By Joan Lowy, Associated Press Writer
WASHINGTON (AP) — The Obama administration took aim at tarmac horror stories, ordering airlines to let passengers stuck in stranded airplanes to disembark after three hours.
With its new regulations, the Transportation Department sent an unequivocal message on the eve of the busy holiday travel season: Don't hold travelers hostage to delayed flights.
Under the new regulations, airlines operating domestic flights will be able only to keep passengers on board for three hours before they must be allowed to disembark a delayed flight. The regulation provides exceptions only for safety or security or if air traffic control advises the pilot in command that returning to the terminal would disrupt airport operations.
U.S. carriers operating international flights departing from or arriving in the United States must specify, in advance, their own time limits for deplaning passengers.
Airlines will be required to provide food and water for passengers within two hours of a plane being delayed on a tarmac, and to maintain operable lavatories. They must also provide passengers with medical attention when necessary.
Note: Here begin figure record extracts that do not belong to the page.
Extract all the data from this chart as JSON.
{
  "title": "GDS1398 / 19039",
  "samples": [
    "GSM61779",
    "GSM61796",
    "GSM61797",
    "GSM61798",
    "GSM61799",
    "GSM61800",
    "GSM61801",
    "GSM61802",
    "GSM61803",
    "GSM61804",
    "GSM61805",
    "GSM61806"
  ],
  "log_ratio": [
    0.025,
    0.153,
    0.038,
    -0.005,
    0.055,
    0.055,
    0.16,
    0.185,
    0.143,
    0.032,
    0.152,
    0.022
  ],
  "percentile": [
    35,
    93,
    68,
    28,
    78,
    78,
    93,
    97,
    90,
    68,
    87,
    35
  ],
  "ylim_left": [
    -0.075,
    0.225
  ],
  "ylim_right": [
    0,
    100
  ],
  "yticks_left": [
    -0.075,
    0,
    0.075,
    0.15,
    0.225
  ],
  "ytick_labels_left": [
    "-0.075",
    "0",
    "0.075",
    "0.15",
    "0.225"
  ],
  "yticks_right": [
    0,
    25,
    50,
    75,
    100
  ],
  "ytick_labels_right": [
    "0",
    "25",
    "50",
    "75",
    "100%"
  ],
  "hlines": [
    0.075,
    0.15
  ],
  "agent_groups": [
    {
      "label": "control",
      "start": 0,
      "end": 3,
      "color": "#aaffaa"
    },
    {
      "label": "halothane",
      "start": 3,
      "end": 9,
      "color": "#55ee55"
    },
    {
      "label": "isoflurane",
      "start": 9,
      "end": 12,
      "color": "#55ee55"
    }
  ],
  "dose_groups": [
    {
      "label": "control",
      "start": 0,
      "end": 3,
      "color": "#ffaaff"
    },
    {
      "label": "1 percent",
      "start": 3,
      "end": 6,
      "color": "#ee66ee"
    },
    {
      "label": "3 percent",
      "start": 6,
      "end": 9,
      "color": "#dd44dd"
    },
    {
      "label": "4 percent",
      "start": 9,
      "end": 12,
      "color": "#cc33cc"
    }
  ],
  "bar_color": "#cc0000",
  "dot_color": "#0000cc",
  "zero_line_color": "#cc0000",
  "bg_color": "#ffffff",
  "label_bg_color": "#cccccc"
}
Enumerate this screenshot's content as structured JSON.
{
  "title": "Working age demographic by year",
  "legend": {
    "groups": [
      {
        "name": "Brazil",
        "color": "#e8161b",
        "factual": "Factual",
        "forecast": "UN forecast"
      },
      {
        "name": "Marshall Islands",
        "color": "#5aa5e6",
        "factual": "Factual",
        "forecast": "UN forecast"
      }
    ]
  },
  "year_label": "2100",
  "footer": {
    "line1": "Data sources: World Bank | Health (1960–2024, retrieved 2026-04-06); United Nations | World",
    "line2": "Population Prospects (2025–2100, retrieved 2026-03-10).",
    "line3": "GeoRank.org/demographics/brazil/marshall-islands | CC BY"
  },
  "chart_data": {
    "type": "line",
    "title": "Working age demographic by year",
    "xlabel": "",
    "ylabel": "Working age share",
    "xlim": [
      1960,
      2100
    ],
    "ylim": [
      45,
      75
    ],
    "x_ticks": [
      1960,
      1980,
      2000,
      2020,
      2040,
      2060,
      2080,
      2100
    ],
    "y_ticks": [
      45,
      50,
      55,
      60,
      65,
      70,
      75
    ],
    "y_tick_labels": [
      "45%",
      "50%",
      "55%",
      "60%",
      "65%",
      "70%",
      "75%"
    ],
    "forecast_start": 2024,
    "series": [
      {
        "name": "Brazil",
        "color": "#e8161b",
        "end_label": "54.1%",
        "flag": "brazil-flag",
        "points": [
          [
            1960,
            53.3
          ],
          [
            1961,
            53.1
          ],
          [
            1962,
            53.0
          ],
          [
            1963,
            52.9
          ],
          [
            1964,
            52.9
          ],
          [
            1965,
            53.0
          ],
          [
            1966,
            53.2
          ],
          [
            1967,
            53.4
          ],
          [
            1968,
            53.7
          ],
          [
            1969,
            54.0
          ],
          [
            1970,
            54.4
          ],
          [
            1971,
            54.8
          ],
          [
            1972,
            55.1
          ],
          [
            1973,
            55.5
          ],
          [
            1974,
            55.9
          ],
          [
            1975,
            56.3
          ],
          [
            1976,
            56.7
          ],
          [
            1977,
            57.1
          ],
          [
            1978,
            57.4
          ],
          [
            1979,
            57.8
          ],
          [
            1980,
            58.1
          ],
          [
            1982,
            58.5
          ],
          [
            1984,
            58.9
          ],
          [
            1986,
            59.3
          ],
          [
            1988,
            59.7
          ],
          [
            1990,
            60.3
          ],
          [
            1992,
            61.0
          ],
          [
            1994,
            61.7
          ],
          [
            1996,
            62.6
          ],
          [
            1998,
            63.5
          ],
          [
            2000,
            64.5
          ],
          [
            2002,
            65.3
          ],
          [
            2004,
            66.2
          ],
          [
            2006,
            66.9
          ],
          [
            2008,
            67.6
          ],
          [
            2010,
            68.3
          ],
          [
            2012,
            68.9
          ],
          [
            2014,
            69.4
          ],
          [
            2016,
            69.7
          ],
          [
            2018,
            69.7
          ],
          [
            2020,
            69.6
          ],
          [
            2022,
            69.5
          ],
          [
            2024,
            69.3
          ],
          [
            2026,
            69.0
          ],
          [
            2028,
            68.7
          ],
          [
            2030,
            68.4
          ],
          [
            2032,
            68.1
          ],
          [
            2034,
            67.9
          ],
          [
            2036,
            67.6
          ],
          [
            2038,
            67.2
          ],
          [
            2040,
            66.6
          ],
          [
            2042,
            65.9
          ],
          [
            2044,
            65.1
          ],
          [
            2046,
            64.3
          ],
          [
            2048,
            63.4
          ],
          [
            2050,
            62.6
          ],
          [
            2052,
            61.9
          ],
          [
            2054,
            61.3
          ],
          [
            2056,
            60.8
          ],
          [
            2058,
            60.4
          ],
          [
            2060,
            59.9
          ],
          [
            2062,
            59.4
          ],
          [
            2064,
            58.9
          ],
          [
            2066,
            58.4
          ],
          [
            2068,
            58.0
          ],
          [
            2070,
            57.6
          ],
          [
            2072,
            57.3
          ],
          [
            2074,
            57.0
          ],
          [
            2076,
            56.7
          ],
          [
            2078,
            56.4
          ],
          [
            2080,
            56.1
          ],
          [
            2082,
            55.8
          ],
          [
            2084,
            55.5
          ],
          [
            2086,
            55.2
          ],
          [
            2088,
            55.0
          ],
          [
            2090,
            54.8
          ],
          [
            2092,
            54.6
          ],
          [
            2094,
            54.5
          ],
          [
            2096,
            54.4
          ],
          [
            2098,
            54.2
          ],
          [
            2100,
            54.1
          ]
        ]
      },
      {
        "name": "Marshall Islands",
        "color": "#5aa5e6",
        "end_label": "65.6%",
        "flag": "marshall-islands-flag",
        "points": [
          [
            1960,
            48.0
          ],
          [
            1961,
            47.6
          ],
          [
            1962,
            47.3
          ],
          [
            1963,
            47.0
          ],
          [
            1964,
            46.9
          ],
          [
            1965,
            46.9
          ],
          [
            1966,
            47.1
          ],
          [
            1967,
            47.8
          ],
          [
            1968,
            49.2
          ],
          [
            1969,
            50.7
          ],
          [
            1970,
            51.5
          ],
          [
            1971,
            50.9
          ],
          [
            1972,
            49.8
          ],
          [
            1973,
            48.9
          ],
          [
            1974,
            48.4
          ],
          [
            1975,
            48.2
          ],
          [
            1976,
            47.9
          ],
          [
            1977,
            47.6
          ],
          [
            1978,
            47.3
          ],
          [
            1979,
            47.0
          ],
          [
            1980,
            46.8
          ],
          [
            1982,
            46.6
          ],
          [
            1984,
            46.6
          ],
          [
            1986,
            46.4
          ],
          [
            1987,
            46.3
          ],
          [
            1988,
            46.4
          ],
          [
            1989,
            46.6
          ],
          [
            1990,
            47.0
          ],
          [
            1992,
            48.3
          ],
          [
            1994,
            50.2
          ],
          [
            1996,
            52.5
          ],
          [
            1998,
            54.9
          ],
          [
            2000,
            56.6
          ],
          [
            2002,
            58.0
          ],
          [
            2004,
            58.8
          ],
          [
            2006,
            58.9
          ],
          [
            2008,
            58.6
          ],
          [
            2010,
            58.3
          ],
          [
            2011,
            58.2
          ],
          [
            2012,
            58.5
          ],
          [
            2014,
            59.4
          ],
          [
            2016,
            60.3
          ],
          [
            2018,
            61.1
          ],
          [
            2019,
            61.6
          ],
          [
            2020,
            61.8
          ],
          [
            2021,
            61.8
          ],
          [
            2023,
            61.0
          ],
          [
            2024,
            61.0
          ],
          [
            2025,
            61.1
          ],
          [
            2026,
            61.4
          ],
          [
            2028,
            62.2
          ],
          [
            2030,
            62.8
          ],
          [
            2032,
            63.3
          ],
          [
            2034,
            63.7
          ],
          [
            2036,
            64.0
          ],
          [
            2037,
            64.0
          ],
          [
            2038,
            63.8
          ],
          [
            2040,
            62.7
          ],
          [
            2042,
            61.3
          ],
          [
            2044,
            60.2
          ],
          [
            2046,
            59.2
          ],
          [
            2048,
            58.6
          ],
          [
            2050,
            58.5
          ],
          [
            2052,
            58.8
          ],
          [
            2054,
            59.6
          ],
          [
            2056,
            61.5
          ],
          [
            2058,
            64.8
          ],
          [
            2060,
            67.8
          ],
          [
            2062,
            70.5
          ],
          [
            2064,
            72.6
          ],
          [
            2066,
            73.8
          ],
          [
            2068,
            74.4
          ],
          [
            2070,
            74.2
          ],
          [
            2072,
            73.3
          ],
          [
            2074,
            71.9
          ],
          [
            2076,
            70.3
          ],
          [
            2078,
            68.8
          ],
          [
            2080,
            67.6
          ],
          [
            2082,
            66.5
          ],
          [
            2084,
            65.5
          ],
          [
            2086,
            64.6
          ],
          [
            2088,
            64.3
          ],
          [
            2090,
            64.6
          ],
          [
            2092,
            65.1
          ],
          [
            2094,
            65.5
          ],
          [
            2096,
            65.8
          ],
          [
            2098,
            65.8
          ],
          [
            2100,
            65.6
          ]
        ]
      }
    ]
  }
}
From January to June this year, 613 planes were delayed on tarmacs for more than three hours, their passengers kept on board.
Airlines will also be prohibited from scheduling chronically delayed flights. Carriers who fail to comply could face government enforcement action for using unfair or deceptive trade practices.
The new regulations, which were published Monday in the Federal Register, go into effect in 120 days.
"Airline passengers have rights, and these new rules will require airlines to live up to their obligation to treat their customers fairly," Transportation Secretary Ray LaHood said in a statement.
Airlines have strongly opposed a hard time limit on tarmac strandings. They say forcing planes to return to gates so that passengers can get off could cause more problems than it cures. They predict more flights will be canceled, further delaying passengers from reaching their destinations.